En dépit de la suspension par le gouvernement japonais de l’émigration des travailleurs aux États-Unis…, ils partent en grand nombre vers la Californie et les autres États du Pacifique, immédiatement après leur arrivée à Honoloulou, trompant ainsi les autorités japonaises et manquant à leur parole de venir et de rester aux Hawaï… Bien qu’il soit naturel que des travailleurs soient portés vers les endroits où ils peuvent gagner de plus hauts salaires, ils doivent pourtant prendre en grande considération la politique de leur gouvernement…

Je prie très sérieusement les travailleurs japonais de ne pas agir à l’encontre de la politique du gouvernement japonais en partant aux États-Unis ; ils violent ainsi la promesse qu’ils ont tacitement donnée à leur gouvernement et manquent de bonne foi à l’égard de ceux qui les emploient.

Jusqu’ici tous ces efforts n’ont guère eu de résultats. « En dépit de la suspension par le gouvernement de l’émigration des travailleurs japonais aux États-Unis », en dépit des mesures prises par les planteurs, l’émigration vers de plus hauts salaires continue elle est trop naturelle. Naturelle aussi la politique des entrepreneurs californiens qui viennent chercher dans « ce Kindergarten de travailleurs et d’ouvriers japonais », la main-d’œuvre débrouillée et bon marché, dont ils ont grand besoin.

Il est vrai, comme le déclare le consul d’Honoloulou, que le gouvernement japonais fait tous ses efforts depuis 1901 pour empêcher les coolies d’émigrer aux États-Unis. Toutefois, du 1er juillet 1900 au 31 décembre 1906, il a laissé venir aux Hawaï 56 153 Japonais. L’intérêt que les Japonais ont de faire une escale aux Hawaï avant d’aller en Californie, au Canada ou au Mexique est évident, car, aux Hawaï, comme on a besoin d’eux, on les laisse entrer facilement. Une fois là, le gouvernement japonais ne peut contrôler ces coolies qui ne sont plus soumis aux lois du Japon. Comme Hawaï fait partie des États-Unis, les lois américaines ne permettaient pas jusqu’en mars 1907, d’entraver la circulation de ces Japonais entre les îles et le continent. Bien plus, Hawaï étant territoire américain, les entrepreneurs de la côte du Pacifique pouvaient y embaucher des travailleurs sans violer la loi d’immigration qui interdit l’entrée aux États-Unis des travailleurs recrutés à l’étranger par contrat. Les journaux du 25 janvier 1907 signalaient, à San Francisco, l’arrivée de coolies japonais qui reconnaissaient avoir été amenés par contrat. « Aucun d’eux n’était resté plus d’un mois aux Hawaï et tous ont avoué franchement que s’ils s’étaient rendus auparavant dans ces îles, c’était afin de ne pas avoir de difficultés en Californie où on leur avait promis du travail. » Cette question de la main-d’œuvre aux Hawaï est la cause primordiale du conflit américain-japonais. Depuis vingt-cinq ans King Sugar a su attirer une population moyenne de 60 000 coolies japonais sur ses terres, qui, par leur position centrale dans le Pacifique nord, sont pour l’émigration japonaise un excellent point de distribution vers l’Amérique du Nord et le Mexique. Maintenant que les Japonais sont indispensables aux Hawaï, les Américains, à moins de détrôner King Sugar et de ruiner leur territoire, ne peuvent les en écarter brusquement ; or, tant que les coolies japonais s’y accumuleront, l’Amérique du Nord sera menacée.
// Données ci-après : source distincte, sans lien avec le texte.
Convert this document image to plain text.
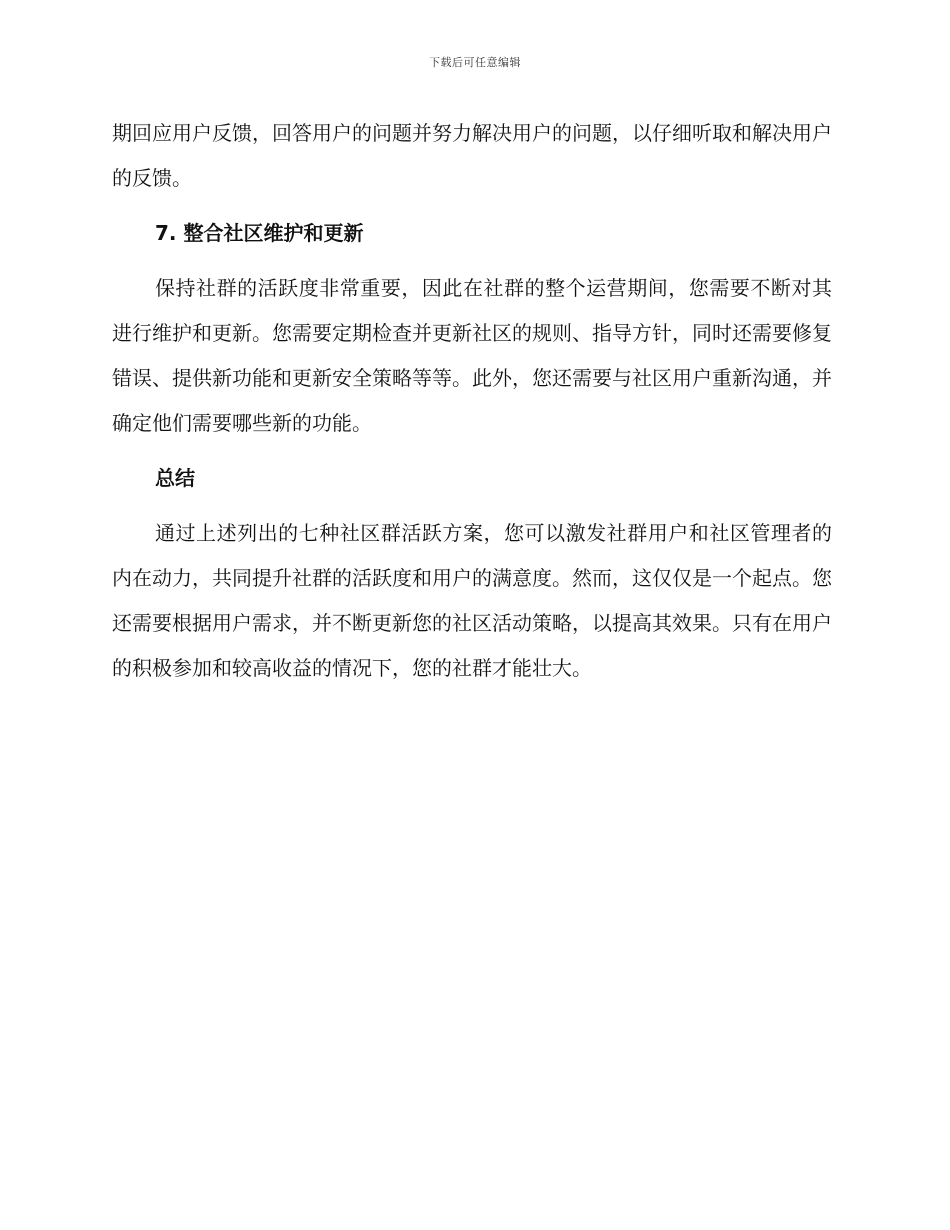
下载后可任意编辑

期回应用户反馈，回答用户的问题并努力解决用户的问题，以仔细听取和解决用户的反馈。

7. 整合社区维护和更新

保持社群的活跃度非常重要，因此在社群的整个运营期间，您需要不断对其进行维护和更新。您需要定期检查并更新社区的规则、指导方针，同时还需要修复错误、提供新功能和更新安全策略等等。此外，您还需要与社区用户重新沟通，并确定他们需要哪些新的功能。

总结

通过上述列出的七种社区群活跃方案，您可以激发社群用户和社区管理者的内在动力，共同提升社群的活跃度和用户的满意度。然而，这仅仅是一个起点。您还需要根据用户需求，并不断更新您的社区活动策略，以提高其效果。只有在用户的积极参加和较高收益的情况下，您的社群才能壮大。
La mesure que le président Roosevelt a fait voter en février 1907 par le Congrès est destinée à empêcher les travailleurs japonais dont les passeports sont pour les Hawaï de passer en Californie. L’amendement que le Canada a introduit dans sa loi d’immigration, les immigrants au Canada devront venir directement de leur pays d’origine, — a le même objet. Dès que la mesure fut proclamée aux États-Unis, les Japonais des Hawaï télégraphièrent au président Roosevelt qu’ils protestaient contre une mesure qui les rend à jamais esclaves des capitalistes hawaïens, et, au ministère des Affaires étrangères à Tôkyô, qu’elle était incompatible avec la dignité de l’Empire et ruineuse pour leurs intérêts.

Je suis peiné que les États-Unis, pays si excellent pour notre émigration, se ferment pour nous. Il y a des gens qui disent que malgré que les États-Unis ne soient plus ouverts aux émigrants japonais, rien n’est perdu tant que les Hawaï recevront nos compatriotes. Mais raisonner ainsi, c’est ignorer le caractère des émigrants aux Hawaï. En fait ceux qu’on appelle ainsi sont des émigrants pour les États-Unis. L’envoi mensuel de plusieurs milliers d’émigrants japonais aux Hawaï est fait pour remplacer ceux qui rentrent au Japon et ceux qui des Hawaï passent sur le continent américain. Les véritables émigrants aux Hawaï sont peu nombreux. Il manque aux Hawaï 5 ou 6 000 bras. Quand ils y auront été envoyés, les Hawaï n’auront plus besoin d’autres émigrants. Si l’on continue d’y faire partir 2 000 émigrants par mois, comme en ces derniers temps, il suffira de deux ou trois mois pour que la limite soit atteinte[19].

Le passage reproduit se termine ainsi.